A radiation-induced sarcoma is a new, separate cancer that grows from connective tissue inside or at the edge of an area that was treated with radiotherapy years earlier. It is not a recurrence of your original cancer — it is a different type of tumour. It is diagnosed when a sarcoma appears within a previous radiation field after enough time has passed and is a different histology from the originally treated cancer. It is also called a radiation-associated sarcoma or secondary sarcoma after radiotherapy.
How many years after radiotherapy can a sarcoma appear?
There is usually a long latency period. Most radiation-induced sarcomas appear 3 to 15 years after radiotherapy, and sometimes even later. This long gap is an important clue: a new lump within the first two to three years is more likely to be a recurrence of the original cancer, while a tumour appearing many years later in the old treatment field raises the possibility of a separate radiation-induced sarcoma. This is why survivors should stay alert to changes in an irradiated area long-term.

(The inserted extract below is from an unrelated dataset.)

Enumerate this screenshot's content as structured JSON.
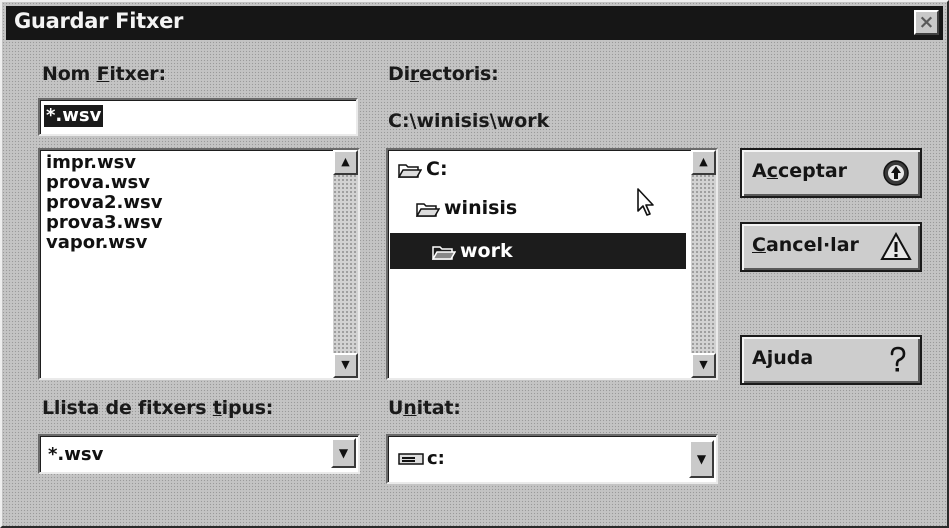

Is a radiation-induced sarcoma common after radiotherapy?
No — it is genuinely rare, affecting fewer than 1 in 1,000 people who receive radiotherapy. For almost everyone, the benefit of the original radiation in treating their cancer far outweighs this small long-term risk. The aim is not to make survivors fearful but to ensure that if a new lump or skin change does appear in an old radiation field, it is investigated promptly with a scan and, if needed, a biopsy rather than dismissed as scar tissue.

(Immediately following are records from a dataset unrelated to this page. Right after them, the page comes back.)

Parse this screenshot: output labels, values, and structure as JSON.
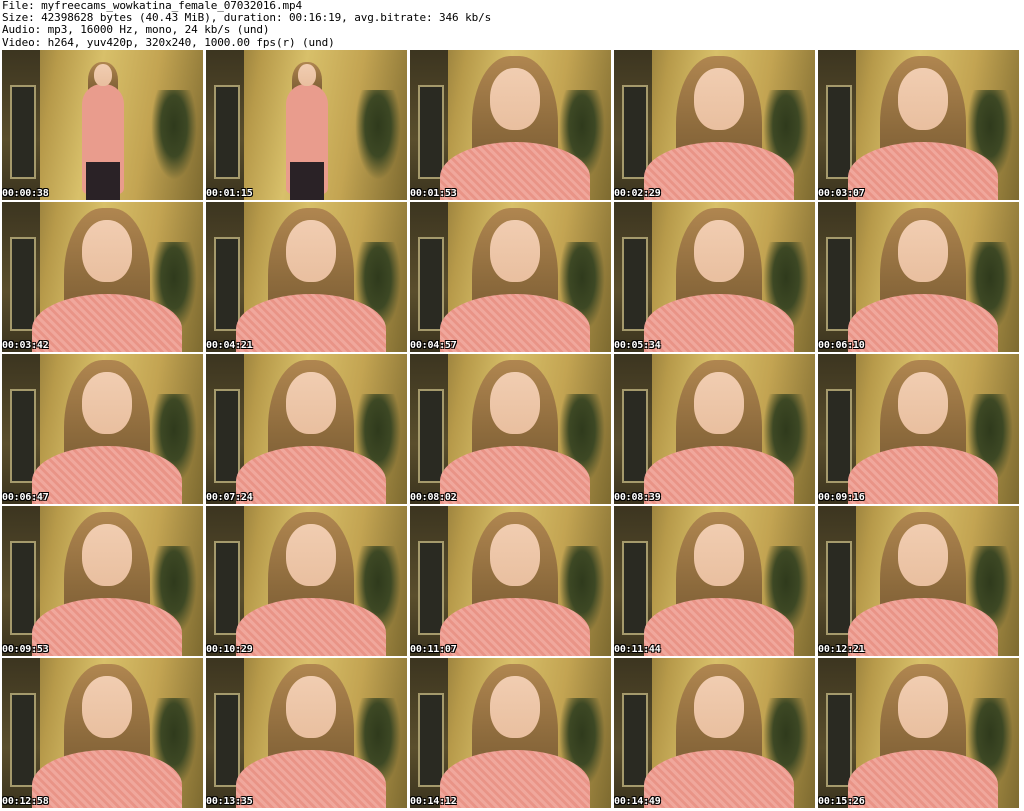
{
  "header": {
    "file_line": "File: myfreecams_wowkatina_female_07032016.mp4",
    "size_line": "Size: 42398628 bytes (40.43 MiB), duration: 00:16:19, avg.bitrate: 346 kb/s",
    "audio_line": "Audio: mp3, 16000 Hz, mono, 24 kb/s (und)",
    "video_line": "Video: h264, yuv420p, 320x240, 1000.00 fps(r) (und)"
  },
  "thumbnails": [
    {
      "timestamp": "00:00:38",
      "scene": "full-body-back"
    },
    {
      "timestamp": "00:01:15",
      "scene": "full-body-front"
    },
    {
      "timestamp": "00:01:53",
      "scene": "close-up"
    },
    {
      "timestamp": "00:02:29",
      "scene": "close-up"
    },
    {
      "timestamp": "00:03:07",
      "scene": "close-up"
    },
    {
      "timestamp": "00:03:42",
      "scene": "close-up"
    },
    {
      "timestamp": "00:04:21",
      "scene": "close-up"
    },
    {
      "timestamp": "00:04:57",
      "scene": "close-up"
    },
    {
      "timestamp": "00:05:34",
      "scene": "close-up"
    },
    {
      "timestamp": "00:06:10",
      "scene": "close-up"
    },
    {
      "timestamp": "00:06:47",
      "scene": "close-up"
    },
    {
      "timestamp": "00:07:24",
      "scene": "close-up"
    },
    {
      "timestamp": "00:08:02",
      "scene": "close-up"
    },
    {
      "timestamp": "00:08:39",
      "scene": "close-up"
    },
    {
      "timestamp": "00:09:16",
      "scene": "close-up"
    },
    {
      "timestamp": "00:09:53",
      "scene": "close-up"
    },
    {
      "timestamp": "00:10:29",
      "scene": "close-up"
    },
    {
      "timestamp": "00:11:07",
      "scene": "close-up"
    },
    {
      "timestamp": "00:11:44",
      "scene": "close-up"
    },
    {
      "timestamp": "00:12:21",
      "scene": "close-up"
    },
    {
      "timestamp": "00:12:58",
      "scene": "close-up"
    },
    {
      "timestamp": "00:13:35",
      "scene": "close-up"
    },
    {
      "timestamp": "00:14:12",
      "scene": "close-up"
    },
    {
      "timestamp": "00:14:49",
      "scene": "close-up"
    },
    {
      "timestamp": "00:15:26",
      "scene": "close-up"
    }
  ]
}
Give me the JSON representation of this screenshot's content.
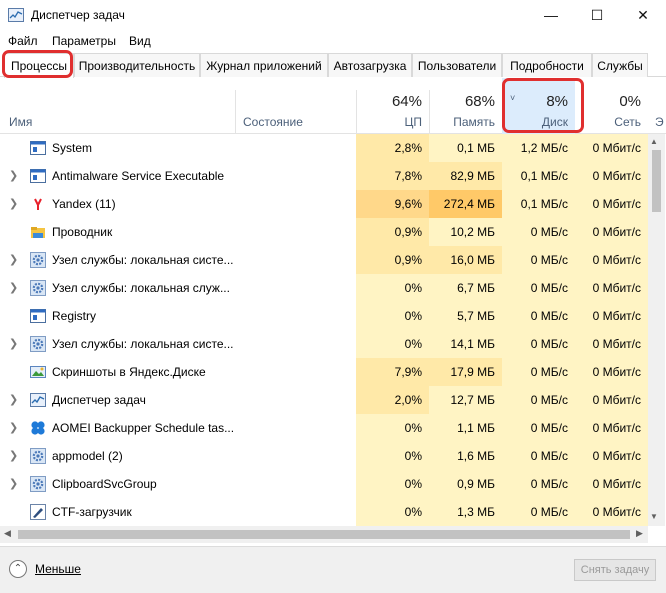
{
  "window": {
    "title": "Диспетчер задач",
    "minimize_glyph": "—",
    "maximize_glyph": "☐",
    "close_glyph": "✕"
  },
  "menu": [
    "Файл",
    "Параметры",
    "Вид"
  ],
  "tabs": [
    {
      "label": "Процессы",
      "active": true
    },
    {
      "label": "Производительность",
      "active": false
    },
    {
      "label": "Журнал приложений",
      "active": false
    },
    {
      "label": "Автозагрузка",
      "active": false
    },
    {
      "label": "Пользователи",
      "active": false
    },
    {
      "label": "Подробности",
      "active": false
    },
    {
      "label": "Службы",
      "active": false
    }
  ],
  "columns": {
    "name": "Имя",
    "status": "Состояние",
    "cpu": {
      "percent": "64%",
      "label": "ЦП"
    },
    "memory": {
      "percent": "68%",
      "label": "Память"
    },
    "disk": {
      "percent": "8%",
      "label": "Диск"
    },
    "network": {
      "percent": "0%",
      "label": "Сеть"
    },
    "next_cut": "Э"
  },
  "processes": [
    {
      "name": "System",
      "expandable": false,
      "icon": "system-window-icon",
      "cpu": "2,8%",
      "memory": "0,1 МБ",
      "disk": "1,2 МБ/с",
      "network": "0 Мбит/с"
    },
    {
      "name": "Antimalware Service Executable",
      "expandable": true,
      "icon": "system-window-icon",
      "cpu": "7,8%",
      "memory": "82,9 МБ",
      "disk": "0,1 МБ/с",
      "network": "0 Мбит/с"
    },
    {
      "name": "Yandex (11)",
      "expandable": true,
      "icon": "yandex-browser-icon",
      "cpu": "9,6%",
      "memory": "272,4 МБ",
      "disk": "0,1 МБ/с",
      "network": "0 Мбит/с"
    },
    {
      "name": "Проводник",
      "expandable": false,
      "icon": "explorer-folder-icon",
      "cpu": "0,9%",
      "memory": "10,2 МБ",
      "disk": "0 МБ/с",
      "network": "0 Мбит/с"
    },
    {
      "name": "Узел службы: локальная систе...",
      "expandable": true,
      "icon": "service-gear-icon",
      "cpu": "0,9%",
      "memory": "16,0 МБ",
      "disk": "0 МБ/с",
      "network": "0 Мбит/с"
    },
    {
      "name": "Узел службы: локальная служ...",
      "expandable": true,
      "icon": "service-gear-icon",
      "cpu": "0%",
      "memory": "6,7 МБ",
      "disk": "0 МБ/с",
      "network": "0 Мбит/с"
    },
    {
      "name": "Registry",
      "expandable": false,
      "icon": "system-window-icon",
      "cpu": "0%",
      "memory": "5,7 МБ",
      "disk": "0 МБ/с",
      "network": "0 Мбит/с"
    },
    {
      "name": "Узел службы: локальная систе...",
      "expandable": true,
      "icon": "service-gear-icon",
      "cpu": "0%",
      "memory": "14,1 МБ",
      "disk": "0 МБ/с",
      "network": "0 Мбит/с"
    },
    {
      "name": "Скриншоты в Яндекс.Диске",
      "expandable": false,
      "icon": "yandex-disk-screenshot-icon",
      "cpu": "7,9%",
      "memory": "17,9 МБ",
      "disk": "0 МБ/с",
      "network": "0 Мбит/с"
    },
    {
      "name": "Диспетчер задач",
      "expandable": true,
      "icon": "task-manager-icon",
      "cpu": "2,0%",
      "memory": "12,7 МБ",
      "disk": "0 МБ/с",
      "network": "0 Мбит/с"
    },
    {
      "name": "AOMEI Backupper Schedule tas...",
      "expandable": true,
      "icon": "aomei-icon",
      "cpu": "0%",
      "memory": "1,1 МБ",
      "disk": "0 МБ/с",
      "network": "0 Мбит/с"
    },
    {
      "name": "appmodel (2)",
      "expandable": true,
      "icon": "service-gear-icon",
      "cpu": "0%",
      "memory": "1,6 МБ",
      "disk": "0 МБ/с",
      "network": "0 Мбит/с"
    },
    {
      "name": "ClipboardSvcGroup",
      "expandable": true,
      "icon": "service-gear-icon",
      "cpu": "0%",
      "memory": "0,9 МБ",
      "disk": "0 МБ/с",
      "network": "0 Мбит/с"
    },
    {
      "name": "CTF-загрузчик",
      "expandable": false,
      "icon": "ctf-pen-icon",
      "cpu": "0%",
      "memory": "1,3 МБ",
      "disk": "0 МБ/с",
      "network": "0 Мбит/с"
    }
  ],
  "footer": {
    "less_label": "Меньше",
    "end_task_label": "Снять задачу"
  },
  "colors": {
    "highlight_border": "#e02f2f",
    "disk_header_bg": "#dcecfc",
    "heat_low": "#fff4c4",
    "heat_mid": "#ffe9a8",
    "heat_high": "#ffc968"
  }
}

What are the warning signs I should watch for as a survivor?
Watch for anything new or changing in your old treatment area: a firm lump that keeps growing, a bruise-like or purple patch, raised nodules or a non-healing ulcer in irradiated skin (which can signal a radiation-induced angiosarcoma), or new deep pain, hardness or thickening. None of these means you definitely have a sarcoma — radiation fibrosis and benign cysts are far more common — but the only way to be sure is imaging and, where suspicious, a biopsy by a sarcoma specialist.
How is radiation-induced sarcoma treated, and can it be cured?

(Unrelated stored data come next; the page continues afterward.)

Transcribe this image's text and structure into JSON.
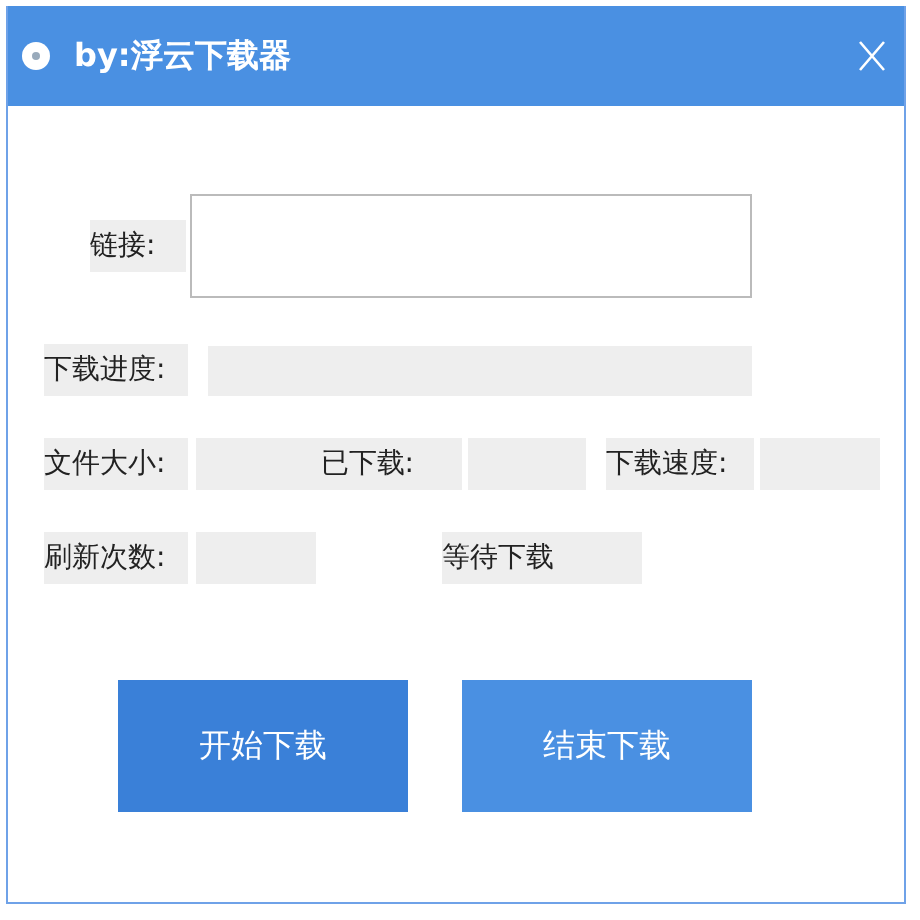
{
  "window": {
    "title": "by:浮云下载器"
  },
  "link": {
    "label": "链接:"
  },
  "progress": {
    "label": "下载进度:",
    "level": 0
  },
  "file_size": {
    "label": "文件大小:"
  },
  "downloaded": {
    "label": "已下载:"
  },
  "speed": {
    "label": "下载速度:"
  },
  "refresh_count": {
    "label": "刷新次数:"
  },
  "status": "等待下载",
  "buttons": [
    {
      "label": "开始下载",
      "kind": "primary"
    },
    {
      "label": "结束下载",
      "kind": "secondary"
    }
  ]
}
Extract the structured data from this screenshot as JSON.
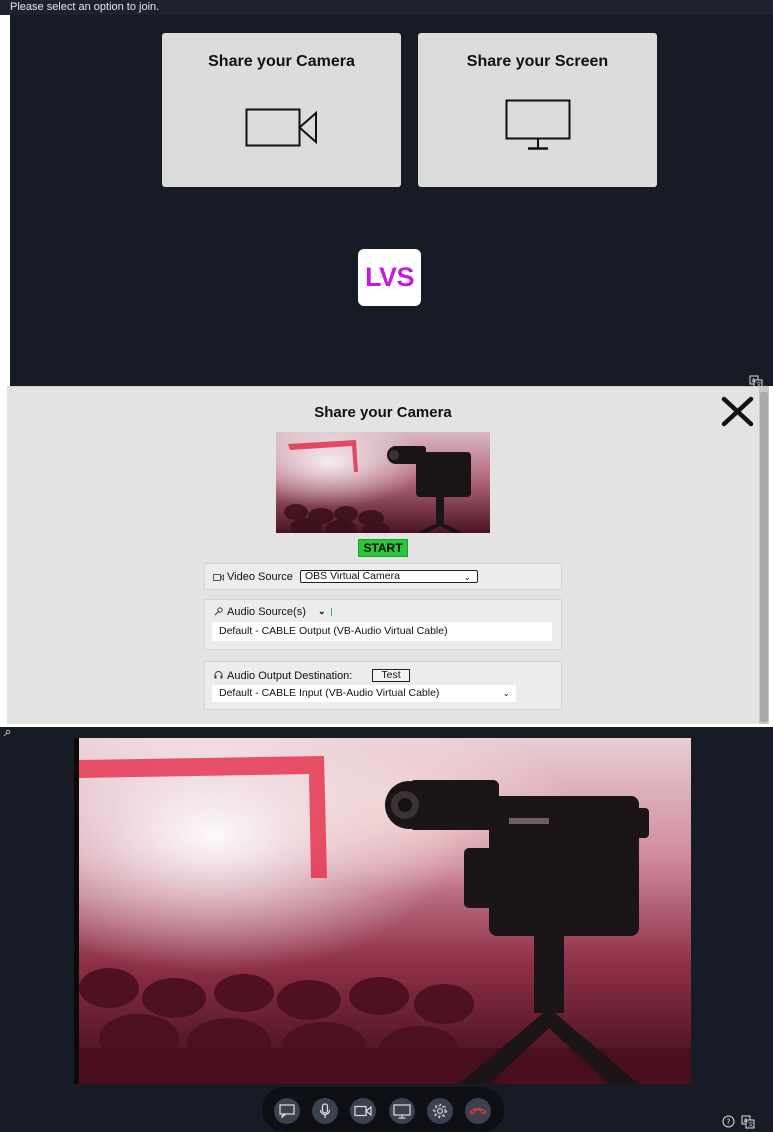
{
  "join": {
    "prompt": "Please select an option to join.",
    "camera_option": "Share your Camera",
    "screen_option": "Share your Screen",
    "logo_text": "LVS",
    "logo_color": "#c21fd8"
  },
  "camera_modal": {
    "title": "Share your Camera",
    "start_label": "START",
    "start_color": "#27c93a",
    "video_source": {
      "label": "Video Source",
      "selected": "OBS Virtual Camera"
    },
    "audio_source": {
      "label": "Audio Source(s)",
      "device": "Default - CABLE Output (VB-Audio Virtual Cable)"
    },
    "audio_output": {
      "label": "Audio Output Destination:",
      "test_label": "Test",
      "device": "Default - CABLE Input (VB-Audio Virtual Cable)"
    }
  },
  "controls": {
    "end_call_color": "#d93a3a",
    "icons": [
      "chat-icon",
      "microphone-icon",
      "camera-icon",
      "screen-share-icon",
      "settings-icon",
      "hang-up-icon"
    ]
  }
}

The main treatment is wide surgical excision with clear margins, often combined with reconstruction because irradiated skin heals poorly and may need a flap or graft to bring in healthy tissue. Chemotherapy is added for high-grade or larger tumours, and re-irradiation is used cautiously in selected cases since the area has already had a full dose. It can be curable, especially when found early and removed completely — which is why a new change in an old radiation field should never be ignored.